Bard's History
There was a time before gluten-free beer. A time before Bard's.
These were dark days.
If you had to live gluten-free and you also happened to love beer, the situation was brutally simple: there was no real gluten-free beer. No decent fallback. No real substitute. No pint waiting for you at the end of the day. Just the no-beer apocalypse.
That was the world.
We needed beer.
So we founded Bard's.
Not because it sounded like a fun branding exercise.
Not because the market was mature.
Not because there was some clean, well-lit path already waiting for us.
We built it because the problem was real, the gap was obvious, and "sorry, you just don't get beer anymore" was a bullshit answer.
If gluten-free drinkers were going to have beer, it needed to actually be beer.
That meant solving the hard part instead of dancing around it.
Not syrup. Not shortcuts. Not some thin little compromise pretending to belong in the same conversation as real beer.
Malt mattered. Process mattered. Brewing mattered.
The point was not to fake the experience. The point was to make a real production gluten-free beer using gluten-free malt and prove this could actually be done.
So we did.
Bard's was not just a product. It was proof.
Proof that gluten-free beer did not have to stay trapped in the dark ages.
Proof that gluten-free brewing could be approached seriously.
Proof that the category did not have to be defined by lowered expectations and workarounds.

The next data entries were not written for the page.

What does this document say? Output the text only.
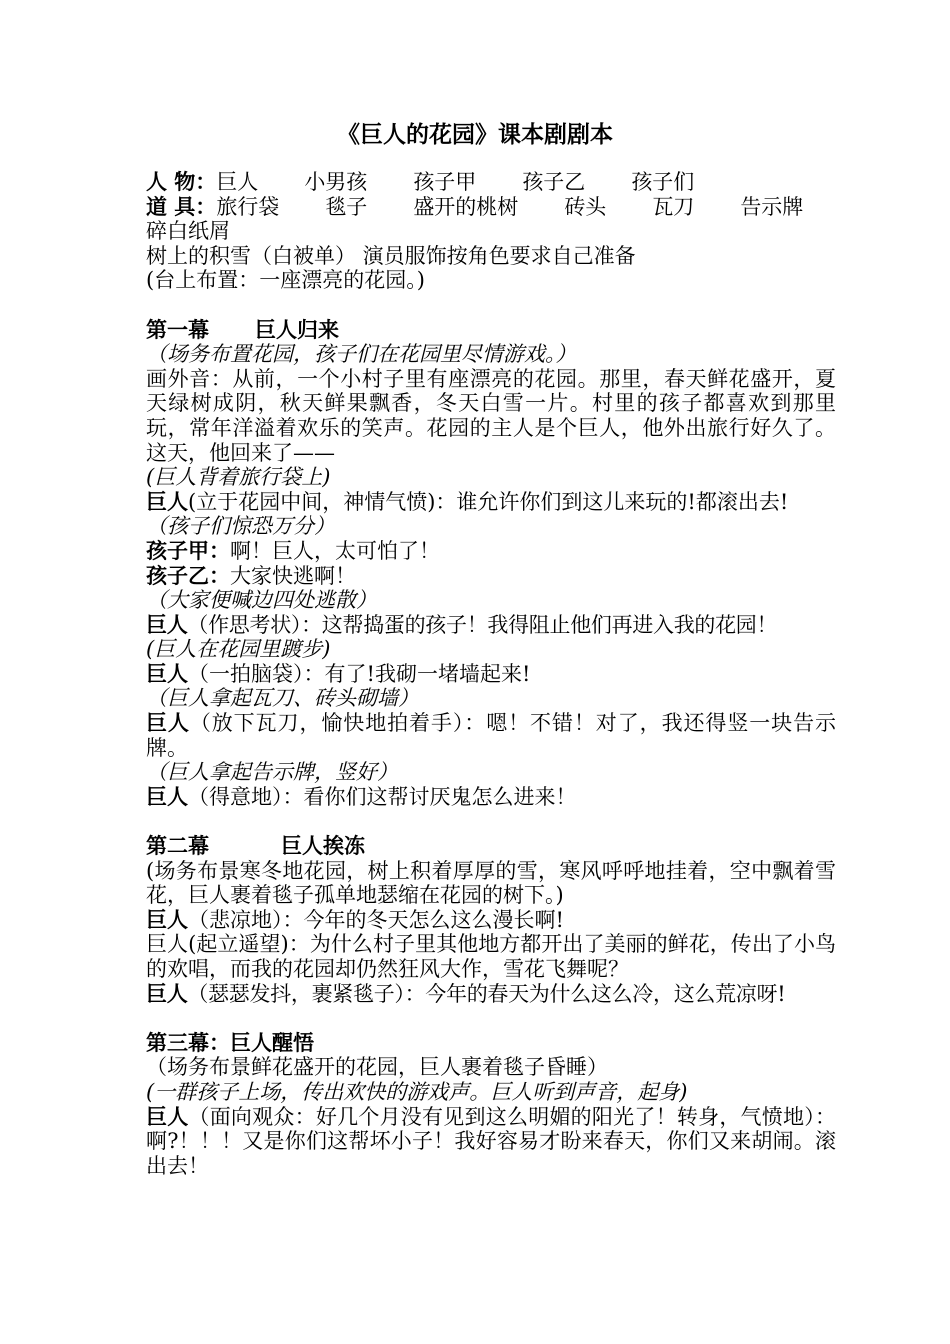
《巨人的花园》课本剧剧本
人 物：巨人 小男孩 孩子甲 孩子乙 孩子们
道 具：旅行袋 毯子 盛开的桃树 砖头 瓦刀 告示牌
碎白纸屑
树上的积雪（白被单） 演员服饰按角色要求自己准备
(台上布置：一座漂亮的花园。)
第一幕 巨人归来
（场务布置花园，孩子们在花园里尽情游戏。）
画外音：从前，一个小村子里有座漂亮的花园。那里，春天鲜花盛开，夏天绿树成阴，秋天鲜果飘香，冬天白雪一片。村里的孩子都喜欢到那里玩，常年洋溢着欢乐的笑声。花园的主人是个巨人，他外出旅行好久了。这天，他回来了——
(巨人背着旅行袋上)
巨人(立于花园中间，神情气愤)：谁允许你们到这儿来玩的!都滚出去!
（孩子们惊恐万分）
孩子甲：啊！巨人，太可怕了！
孩子乙：大家快逃啊！
（大家便喊边四处逃散）
巨人（作思考状）：这帮捣蛋的孩子！我得阻止他们再进入我的花园！
(巨人在花园里踱步)
巨人（一拍脑袋）：有了!我砌一堵墙起来!
（巨人拿起瓦刀、砖头砌墙）
巨人（放下瓦刀，愉快地拍着手）：嗯！不错！对了，我还得竖一块告示牌。
（巨人拿起告示牌，竖好）
巨人（得意地）：看你们这帮讨厌鬼怎么进来！
第二幕	巨人挨冻
(场务布景寒冬地花园，树上积着厚厚的雪，寒风呼呼地挂着，空中飘着雪花，巨人裹着毯子孤单地瑟缩在花园的树下。)
巨人（悲凉地）：今年的冬天怎么这么漫长啊!
巨人(起立遥望)：为什么村子里其他地方都开出了美丽的鲜花，传出了小鸟的欢唱，而我的花园却仍然狂风大作，雪花飞舞呢？
巨人（瑟瑟发抖，裹紧毯子）：今年的春天为什么这么冷，这么荒凉呀!
第三幕：巨人醒悟
（场务布景鲜花盛开的花园，巨人裹着毯子昏睡）
(一群孩子上场，传出欢快的游戏声。巨人听到声音，起身)
巨人（面向观众：好几个月没有见到这么明媚的阳光了！转身，气愤地）：啊?！！！又是你们这帮坏小子！我好容易才盼来春天，你们又来胡闹。滚出去！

It changed how we thought about the category.
Once you stop accepting the premise that gluten-free beer has to be second-rate, everything changes. You start asking better questions. You start taking malt seriously. You stop pretending packaging and positioning can cover for weak process. You stop solving the wrong damn problem.
And that is where the real story starts.
Building Bard's forced a lot of hard lessons into the open. Lessons about grain, malting, brewing, conversion, flavor, structure, process control, and the ugly ways bad upstream decisions come back to bite you later. Lessons about what actually matters and what only sounds good in theory. Lessons that cost time, money, frustration, and scar tissue to earn.
That knowledge is the part I care about preserving.
Because the product mattered, but the knowledge matters more.
The point of this site is not to sit around polishing the Bard's origin story like it belongs in a museum case. The point is to take what was learned in that work and open it up so other people can use it. Brewers. Builders. Founders. Experimenters. Curious weirdos. Anyone trying to understand how gluten-free brewing actually works and why so much of it goes sideways.
That is the tech transfer.
Bard's was the breakthrough.
This site is the follow-through.
The history matters because it proved something real. It proved that gluten-free beer was worth taking seriously. It proved that real brewing still mattered. And it proved that the category did not have to stay stuck in the no-beer apocalypse forever.
We got out once.
Now I’m sharing the knowledge so we do not have to go back.